President George W. Bush apparently has a rabbit up his sleeve. His administration is crafting a five-year budget plan that makes use of a variety of smoke and mirrors to hide the fact that his fiscal policies are bankrupting the nation.
According to an article in The New York Times in early January, the president will build his budget proposal on an outdated deficit projection to create the illusion that the deficit is larger than it actually is so that he can claim that his spending plan will cut it in half by 2009.
The administration will use a year-old estimated deficit figure of $521 billion rather than the actual $413 billion figure from this past year. By doing so, the administration can craft a budget that it says will reduce
the deficit to $260 billion (though the chances of the Bush administration actually getting the deficit down to that number remains pretty slim) and claim that it has met its campaign pledge.
The reality, of course, is far different. Even if the administration can get the deficit to $260 billion, it will only have reduced the budget by about 35 percent -- a significant number, to be sure. Basically, the math on the president's proposal, due in February, just doesn't add up.
"They are cutting the deficit from a number they never believed in the beginning," says Stanley Collender, author and analyst, to the New York Times. "What if they had forecast that the deficit would be $800 billion last year? Would they take credit for having cut it by half?"
But even that specious claim assumes that the rest of the Bush budget is built with solid material. According to the Times, the budget conveniently ignores the growing costs of the wars in Iraq and Afghanistan, the cost of the president's suspect Social Security plan and about $1 trillion in expenses that are expected to come due in 2010. And it relies on revenue projections that are about as rosy as they come.
Let's take these one by one.
The Iraq and Afghanistan wars: The administration spent $87 billion for Iraq alone in 2004 and already is on the hook for $25 billion for the first few months of the current year. The money is not included in the budget, but has to be paid for by someone. That someone is us.
There are no estimates for 2006.
Social Security: The Bush administration is planning a raid on the 70-year-old retirement program that will have significant short- and long-term costs to taxpayers and retirees. The administration is proposing to allow workers to take a portion of the payroll taxes they pay into the system to fund the program and invest that money in the stock and bond markets.
Forget for a moment that the proposal is, in economist Paul Krugman's words, a "bum's rush." Forget that privatization will undermine the security of the retirement system and that the so-called Social Security crisis is not nearly as bad as privatization proponents would have us believe.

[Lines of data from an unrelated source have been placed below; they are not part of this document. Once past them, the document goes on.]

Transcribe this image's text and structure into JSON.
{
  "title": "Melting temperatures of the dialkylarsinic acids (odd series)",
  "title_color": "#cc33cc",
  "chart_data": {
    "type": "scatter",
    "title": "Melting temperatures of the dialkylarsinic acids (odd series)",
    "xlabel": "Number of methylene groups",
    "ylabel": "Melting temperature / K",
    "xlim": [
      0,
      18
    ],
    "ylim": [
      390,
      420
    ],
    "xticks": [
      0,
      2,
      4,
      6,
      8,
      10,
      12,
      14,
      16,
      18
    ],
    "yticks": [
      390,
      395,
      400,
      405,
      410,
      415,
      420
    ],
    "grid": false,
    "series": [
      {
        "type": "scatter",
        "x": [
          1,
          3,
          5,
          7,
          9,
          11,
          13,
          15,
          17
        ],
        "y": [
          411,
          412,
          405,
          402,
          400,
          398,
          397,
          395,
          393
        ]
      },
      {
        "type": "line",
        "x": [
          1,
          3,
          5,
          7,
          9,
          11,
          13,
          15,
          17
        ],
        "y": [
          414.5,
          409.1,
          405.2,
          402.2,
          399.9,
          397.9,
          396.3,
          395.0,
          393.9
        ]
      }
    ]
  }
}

The issue, as far as the Bush budget proposal is concerned, is that the privatization plan carries with it about $2 trillion in transition costs over the next 10 or so years to cover plunging payroll tax receipts caused by the Bush privatization plan. That's about $200 billion a year that won't be coming in as revenue any longer, revenue that the federal government has been using for the last couple of decades to balance its books -- or at least to try to.
Revenue projections: The administration is expected to anticipate an increase in tax revenues of about $200 billion, according to the Times, which would be "an increase of more than 10 percent, twice as big as the jump in 2004, and it would be followed by additional big jumps for the next five years."
The Times said many analysts believe the revenue projections overly optimistic.
"Even though the economy grew at a rapid pace of 4 percent in 2004, and corporate profits soared at double-digit rates, federal tax revenues were only 16.2 percent of the gross domestic product last year, the lowest level since the early 1950s," the story said. And tax revenues remain lower than when the president took office four years ago.
So when the president tells you his budget is righting America's economic ship or that his spending plan is geared toward the long-term health of our economy, don't believe him. And watch your wallet.